This week IWF will be running a series featuring profiles of different American women and how they will be affected by the latest tax reform legislation. Special thanks to analysts at The Tax Foundation, who provided the calculations for each profile.
Today, meet Ashley. Ashley is a single mom and owns her own business. This year her successful business will make $60,000. Ashley is very thankful for her mom, who cares for her one son, Jackson, when she is working many long hours, even on nights and weekends, as a small business owner.

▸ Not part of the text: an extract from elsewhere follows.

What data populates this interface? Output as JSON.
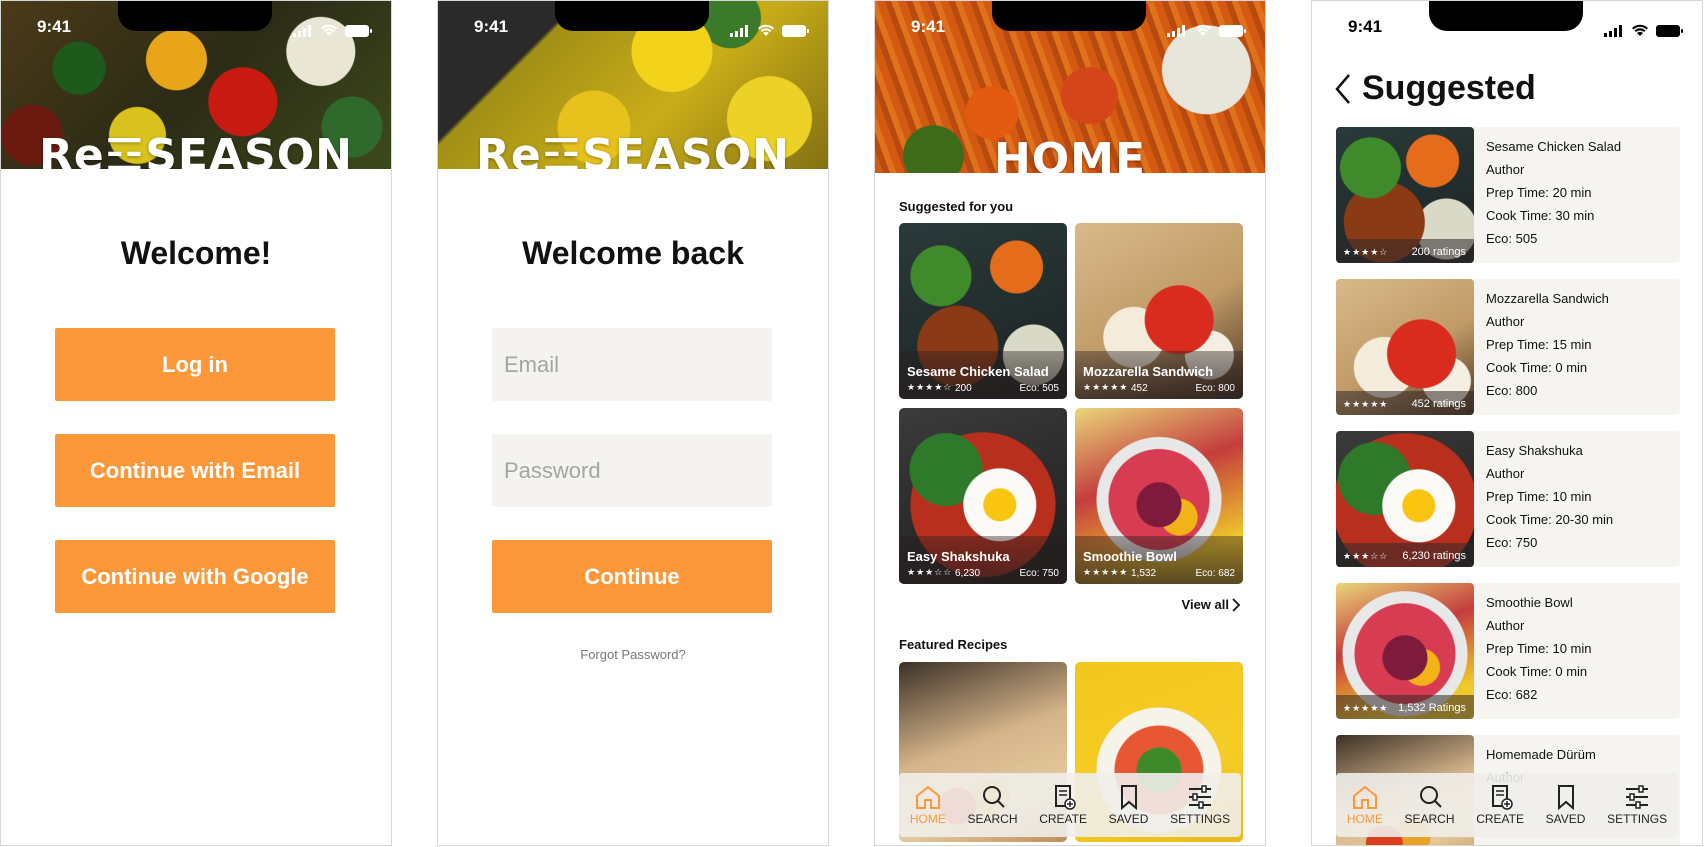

Without the tax reform law, Ashley takes $8,330 in personal exemptions and a standard Head-of-Household deduction of $9,550. This leaves her with a taxable income of $42,150. At her income level, she would pay $5,642.50 in federal income taxes, except that she qualifies for a $1000 child tax credit, which brings her final bill to $4,642.50.

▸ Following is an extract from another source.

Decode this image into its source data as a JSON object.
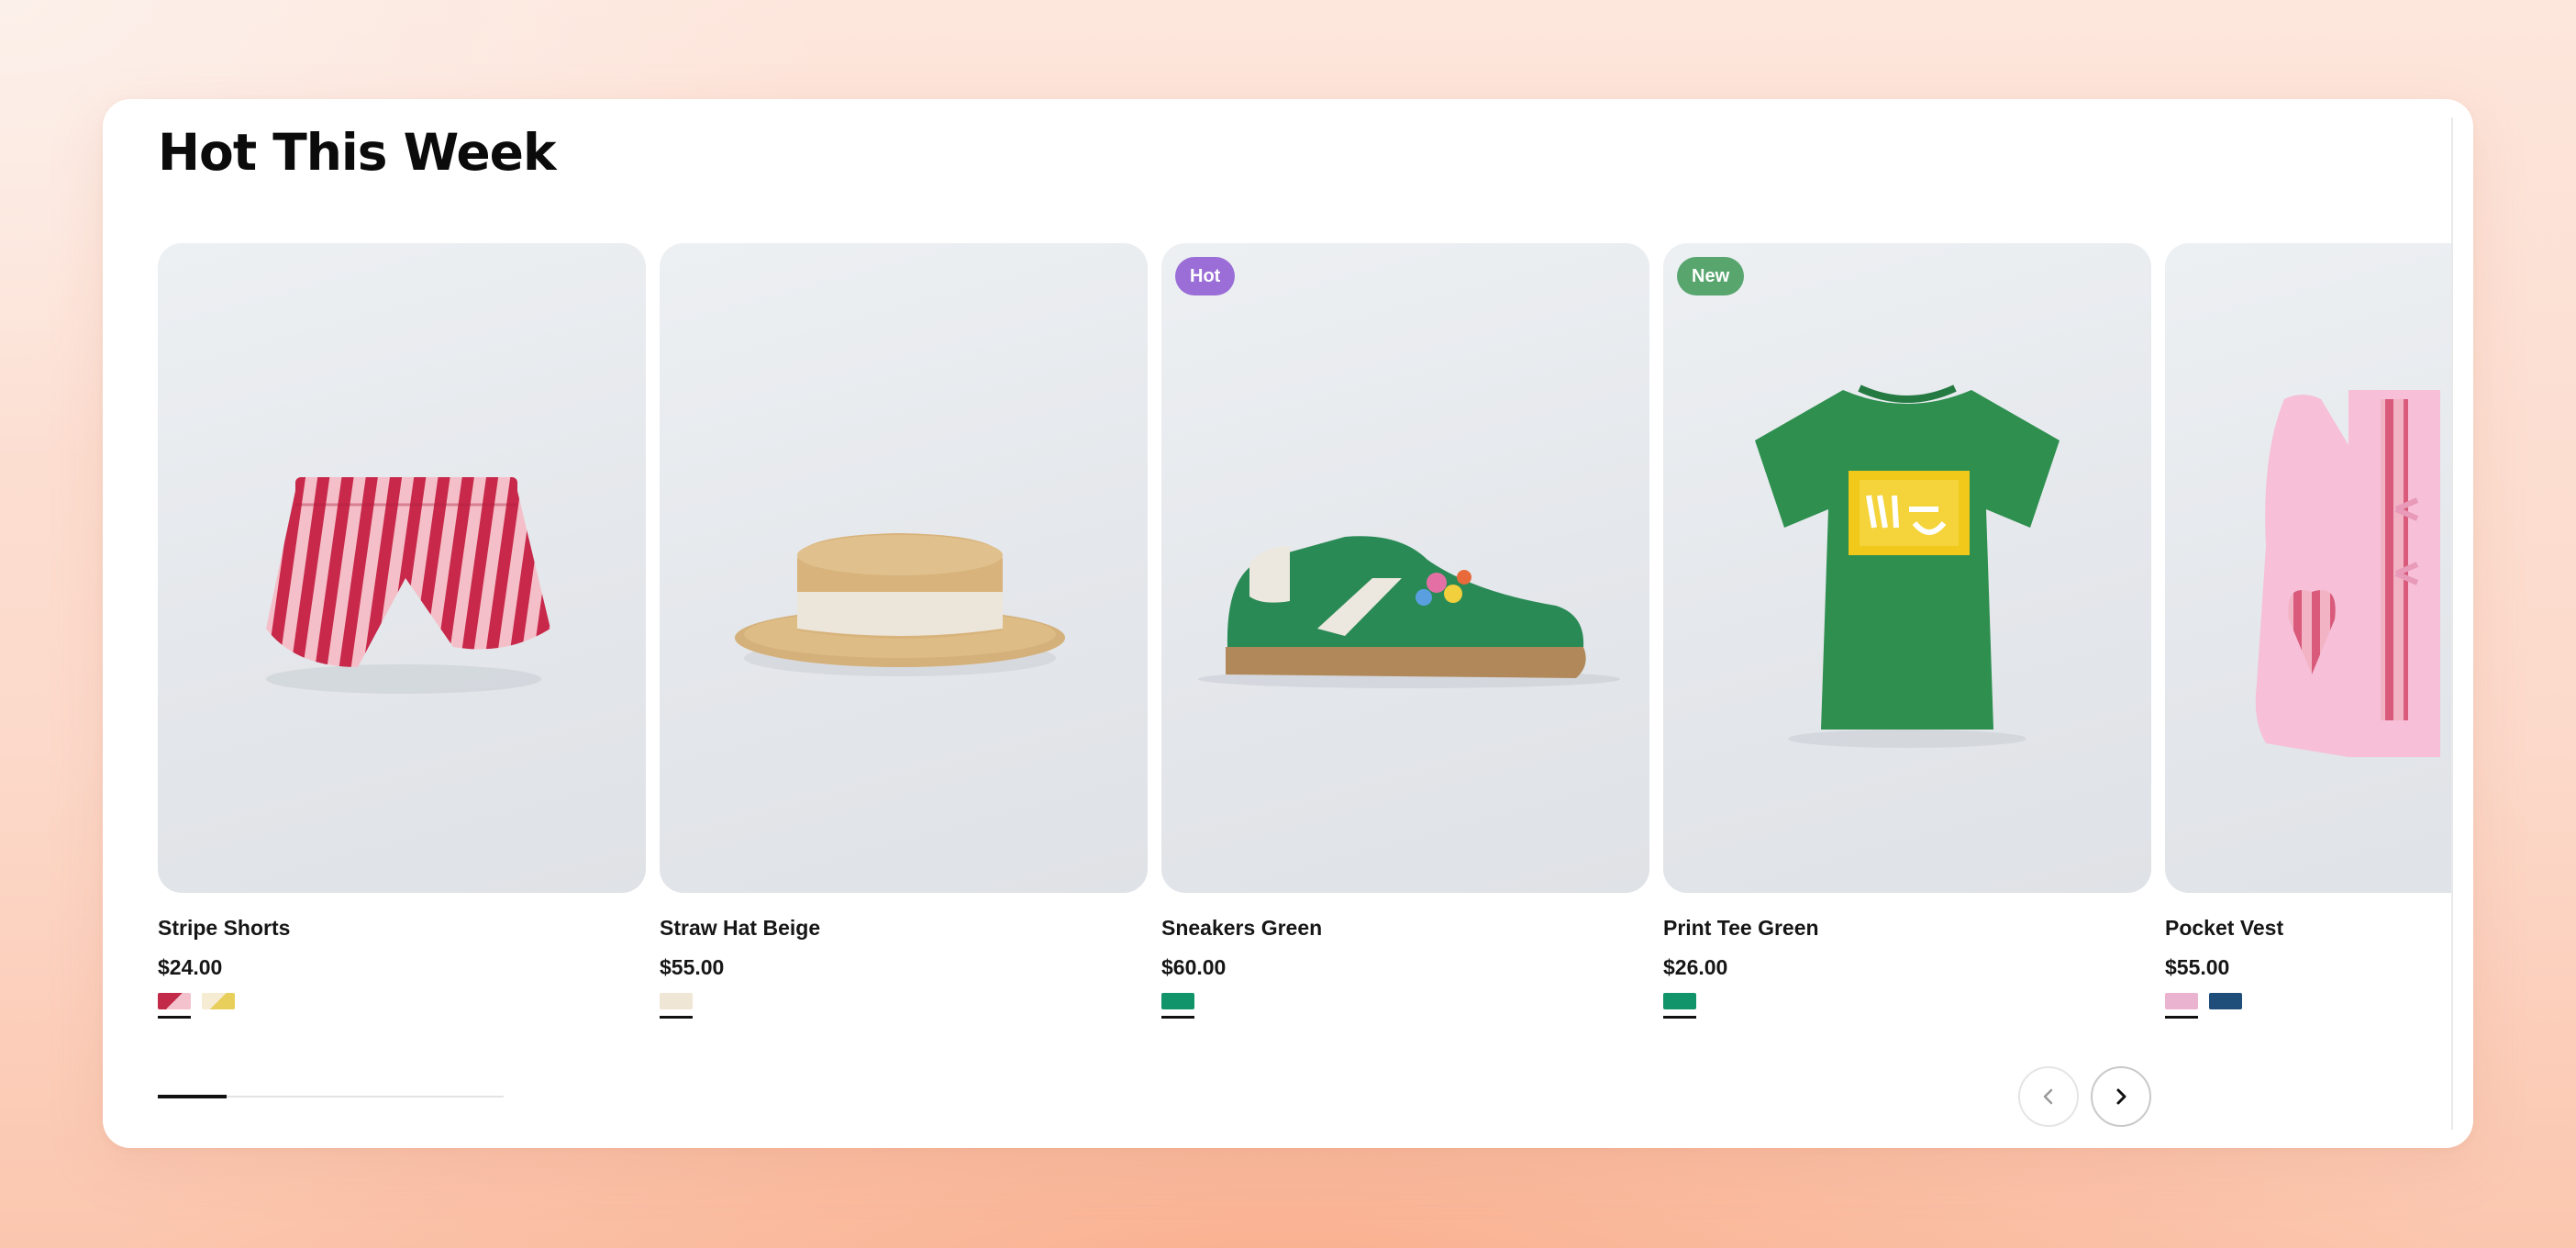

Under the new tax law, Ashley will benefit in a few different ways. First, although personal exemptions are eliminated, Ashley’s standard deduction will increase to $18,000, nearly twice as much as before.
Secondly – and of critical importance to small business owners like her – Ashley can now also deduct up to 20 percent of her income because her business is a pass-through entity, meaning her business income “passes through” to her as an individual. This means she deducts another $8,400 (or 20 percent of the $42,000 left after her standard deduction). This means Ashley has a total taxable income of $33,600. At her rate, this income would result in $3,760 in taxes before the child tax credit.
Thirdly, Ashley also benefits from the doubling of the child tax credit from $1000 to $2000. This leaves her with a final tax liability of $1760. This means Ashley gets a tax cut of $2,882.50. For a hard-working single mom, this money will make a big difference. That’s money she can reinvest in her business, spend on her family, or save for the future. That’s a good deal for Ashley and a good deal for women like her.